There, of course is the rub. Though Scotland Yard’s involvement in the
revived search for little Maddie McCann must surely be a step in the
right direction, an improvement on what has gone before, it can’t really
be expected to bring Maddie’s abductors to justice and return her to her
family.
The harsh truth is that, after all this time, it’s unlikely there’ll be
a dramatic breakthrough anytime soon. But even so, who in all conscience
could close the book on little Maddie?
The McCanns have been to hell and back several times since that fateful
family holiday in Portugal. It had started with so much happiness and
without a care in the world. Then everything changed.
Kate and Gerry left their children in bed, asleep, alone and
unsupervised in their holiday apartment, while they dined out at a
nearby tapas restaurant with friends.
They took turns to check on the kids every half hour. It should have
been enough. It’s the kind of risk most parents have taken at some time
– having a quiet drink in the garden as the children sleep upstairs. It
happens. Most often without event.
But for Kate and Gerry McCann the events that followed were unspeakably
awful and have grown more grindingly unbearable with every passing day.
They have had to suffer criticism, outrage, scorn, disbelief and worse
since their daughter went missing – believed carried away by a kidnapper
in the night.
At more than one point in the past four years, I have been among those
convinced they had invited trouble by leaving the children without a
babysitter and that the hysteria, the bitter criticism of Portuguese
police which followed, had been a reaction to their guilt.
It still seems true to me that children left alone – particularly in a
foreign tourist resort – are at unacceptably high risk. It still seems
etched on Kate McCann’s now permanently pained face that she believes
that to be true too.
The 43-year-old GP says she wakes every morning thinking this might be
the day her daughter is found. She must have more “if only I’d done
things differently” moments than she can count, through all the waking
moments of her anguished days.
But behind the haunted expression on that facial mask which holds
everything together, there is still a reluctance to allow personal guilt
to override the more urgent business of finding Madeleine.
Life throws up all kinds of hard lessons, very many tough and agonising
traps into which we could fall at any time.
If we are very lucky we learn from other people’s mistakes. If we are
less fortunate we have to learn from our own. Lost causes learn nothing
at all.
Kate and Gerry McCann have been the tragic unfortunates to teach parents
everywhere that their children need every last moment of attention,
every ounce of cosseting love and round-the-clock, inconvenient care.
They learned just minutes too late that the tiniest of risks can have
the most awful consequences – the kind that live on and on.
Now they need all the help that can be raised to drag these poor people
back into the land of the living from their personal hell.
It’s bad enough that any parents should survive their child.
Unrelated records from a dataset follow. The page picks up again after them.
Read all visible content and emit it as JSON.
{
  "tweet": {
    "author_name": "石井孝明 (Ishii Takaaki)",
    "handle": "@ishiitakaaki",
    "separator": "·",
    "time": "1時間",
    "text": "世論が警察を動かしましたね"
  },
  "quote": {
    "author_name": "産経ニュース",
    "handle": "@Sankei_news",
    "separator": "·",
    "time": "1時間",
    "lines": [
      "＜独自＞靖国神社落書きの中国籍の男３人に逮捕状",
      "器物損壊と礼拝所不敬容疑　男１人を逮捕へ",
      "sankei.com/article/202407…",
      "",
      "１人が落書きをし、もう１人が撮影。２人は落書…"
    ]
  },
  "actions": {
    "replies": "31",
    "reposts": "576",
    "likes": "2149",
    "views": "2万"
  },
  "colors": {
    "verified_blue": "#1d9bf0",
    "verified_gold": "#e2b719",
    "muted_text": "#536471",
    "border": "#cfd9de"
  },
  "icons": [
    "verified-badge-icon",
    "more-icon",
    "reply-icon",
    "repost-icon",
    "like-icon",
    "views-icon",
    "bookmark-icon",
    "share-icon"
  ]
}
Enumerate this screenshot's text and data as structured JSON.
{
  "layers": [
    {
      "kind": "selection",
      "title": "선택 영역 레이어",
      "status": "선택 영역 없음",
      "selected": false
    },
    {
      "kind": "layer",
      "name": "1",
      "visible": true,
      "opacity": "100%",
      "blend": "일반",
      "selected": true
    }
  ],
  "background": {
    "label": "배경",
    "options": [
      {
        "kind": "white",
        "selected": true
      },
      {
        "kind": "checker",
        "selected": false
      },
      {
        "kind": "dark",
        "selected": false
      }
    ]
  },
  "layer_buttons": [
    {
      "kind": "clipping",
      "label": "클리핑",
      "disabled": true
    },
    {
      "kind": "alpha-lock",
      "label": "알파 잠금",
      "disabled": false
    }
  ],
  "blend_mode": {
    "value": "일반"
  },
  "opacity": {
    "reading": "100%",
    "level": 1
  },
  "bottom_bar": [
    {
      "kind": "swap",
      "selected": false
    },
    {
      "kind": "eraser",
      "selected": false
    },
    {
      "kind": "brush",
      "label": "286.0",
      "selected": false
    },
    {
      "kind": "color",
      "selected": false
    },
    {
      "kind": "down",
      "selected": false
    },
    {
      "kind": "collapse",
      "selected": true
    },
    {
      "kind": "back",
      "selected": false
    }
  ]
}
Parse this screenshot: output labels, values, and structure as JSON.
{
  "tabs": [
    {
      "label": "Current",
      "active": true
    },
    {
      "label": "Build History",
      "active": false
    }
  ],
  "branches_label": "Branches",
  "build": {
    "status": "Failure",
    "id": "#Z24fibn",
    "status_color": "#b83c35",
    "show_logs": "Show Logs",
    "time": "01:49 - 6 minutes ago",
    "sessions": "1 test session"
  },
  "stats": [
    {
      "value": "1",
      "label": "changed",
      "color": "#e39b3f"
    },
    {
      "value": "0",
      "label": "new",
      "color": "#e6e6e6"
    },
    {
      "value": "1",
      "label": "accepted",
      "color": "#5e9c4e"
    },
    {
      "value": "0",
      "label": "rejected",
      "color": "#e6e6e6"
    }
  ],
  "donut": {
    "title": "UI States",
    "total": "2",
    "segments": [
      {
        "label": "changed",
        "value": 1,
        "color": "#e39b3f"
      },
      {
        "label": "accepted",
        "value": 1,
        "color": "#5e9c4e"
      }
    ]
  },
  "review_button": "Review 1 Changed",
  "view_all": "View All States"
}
But that
parents should have to live through long, empty, aching years never
knowing whether their child is dead or alive, happy without them or
abused and terrified, is too agonising to contemplate.
And that, I guess, is why when they came to him for help, David Cameron
– without any balking from his adversaries across the Commons – simply
couldn’t say no to a tortured mum and dad fighting tooth and nail for
the return of their missing baby.
Not a single soul could have done any different.